Hepatitis B is caused by a DNA virus that is often parenterally transmitted. It causes typical symptoms of viral hepatitis, including anorexia, malaise, and jaundice. Fulminant hepatitis and death may occur. Chronic infection can lead to cirrhosis and/or hepatocellular carcinoma. Diagnosis is by serologic testing. Treatment is supportive. Vaccination is protective and postexposure use of hepatitis B immune globulin may prevent or attenuate clinical disease.
(See also Causes of Hepatitis, Overview of Acute Viral Hepatitis, and Chronic Hepatitis B.)

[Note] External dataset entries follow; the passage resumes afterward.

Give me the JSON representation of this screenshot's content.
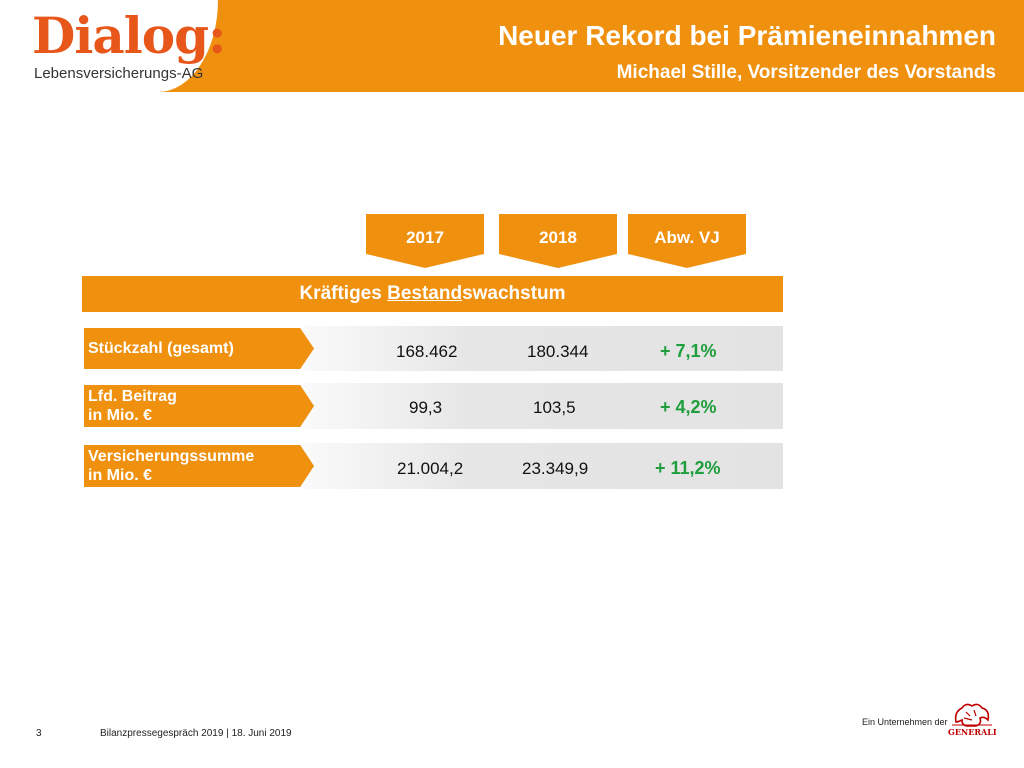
{
  "header": {
    "logo_word": "Dialog:",
    "logo_sub": "Lebensversicherungs-AG",
    "title": "Neuer Rekord bei Prämieneinnahmen",
    "subtitle": "Michael Stille, Vorsitzender des Vorstands"
  },
  "columns": [
    "2017",
    "2018",
    "Abw. VJ"
  ],
  "banner": {
    "prefix": "Kräftiges ",
    "underlined": "Bestand",
    "suffix": "swachstum"
  },
  "rows": [
    {
      "label_line1": "Stückzahl (gesamt)",
      "label_line2": "",
      "v2017": "168.462",
      "v2018": "180.344",
      "abw": "+ 7,1%"
    },
    {
      "label_line1": "Lfd. Beitrag",
      "label_line2": "in Mio. €",
      "v2017": "99,3",
      "v2018": "103,5",
      "abw": "+ 4,2%"
    },
    {
      "label_line1": "Versicherungssumme",
      "label_line2": "in Mio. €",
      "v2017": "21.004,2",
      "v2018": "23.349,9",
      "abw": "+ 11,2%"
    }
  ],
  "footer": {
    "page": "3",
    "text": "Bilanzpressegespräch 2019  | 18. Juni 2019",
    "company": "Ein Unternehmen der",
    "generali": "GENERALI"
  },
  "colors": {
    "accent": "#f0900f",
    "logo": "#e8571a",
    "positive": "#1e9e3c"
  }
}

Hepatitis B virus (HBV) is the most thoroughly characterized and complex hepatitis virus. The infective particle consists of a viral core plus an outer surface coat. The core contains circular double-stranded DNA and DNA polymerase, and it replicates within the nuclei of infected hepatocytes. A surface coat is added in the cytoplasm and, for unknown reasons, is produced in great excess.

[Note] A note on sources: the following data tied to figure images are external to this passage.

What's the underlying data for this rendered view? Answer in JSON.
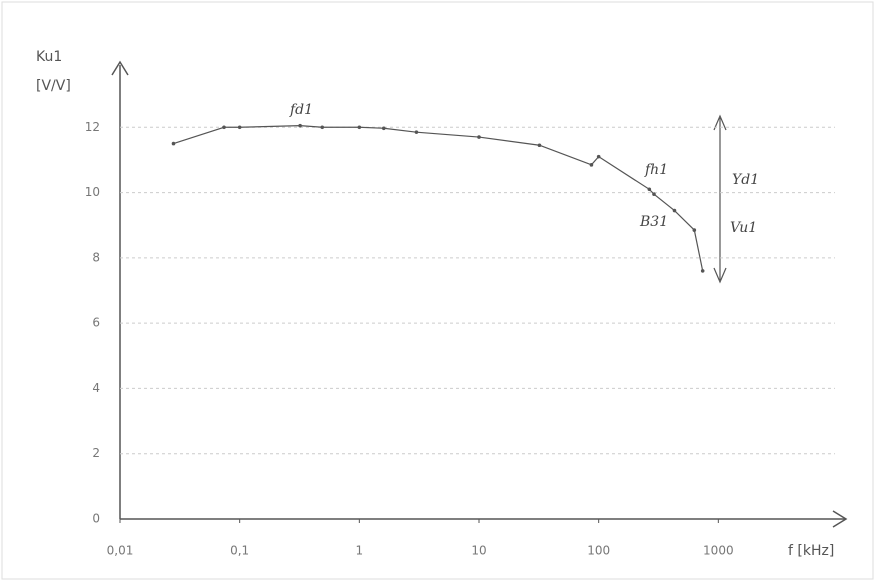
{
  "chart_data": {
    "type": "line",
    "y_label_1": "Ku1",
    "y_label_2": "[V/V]",
    "x_label": "f [kHz]",
    "x_scale": "log",
    "x": [
      0.028,
      0.074,
      0.1,
      0.32,
      0.49,
      1,
      1.6,
      3,
      10,
      32,
      87,
      100,
      265,
      290,
      430,
      630,
      740
    ],
    "series": [
      {
        "name": "Ku1",
        "color": "#555555",
        "values": [
          11.5,
          12.0,
          12.0,
          12.05,
          12.0,
          12.0,
          11.97,
          11.85,
          11.7,
          11.45,
          10.85,
          11.1,
          10.1,
          9.95,
          9.45,
          8.85,
          7.6
        ]
      }
    ],
    "xlim": [
      0.01,
      10000
    ],
    "ylim": [
      0,
      14
    ],
    "xticks": [
      {
        "value": 0.01,
        "label": "0,01"
      },
      {
        "value": 0.1,
        "label": "0,1"
      },
      1,
      10,
      100,
      1000
    ],
    "yticks": [
      0,
      2,
      4,
      6,
      8,
      10,
      12
    ],
    "grid": true,
    "annotations": [
      "fd1",
      "fh1",
      "B31",
      "Yd1",
      "Vu1"
    ]
  }
}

HBV is the 2nd most common cause of acute viral hepatitis after hepatitis A. Prior unrecognized infection is common but is much less widespread than that with hepatitis A virus. In the US, 3218 cases of acute hepatitis B infection were reported in 2016—a decrease from the 25,000 annual cases reported before use of hepatitis B vaccine became widespread. However, because many cases are not recognized or not reported, the Centers for Disease Control and Prevention (CDC) estimates that the actual number of new infections was about 20,900 in 2016 (1).
HBV, for unknown reasons, is sometimes associated with several primarily extrahepatic disorders, including polyarteritis nodosa, other connective tissue diseases, membranous glomerulonephritis, and essential mixed cryoglobulinemia. The pathogenic role of HBV in these disorders is unclear, but autoimmune mechanisms are suggested.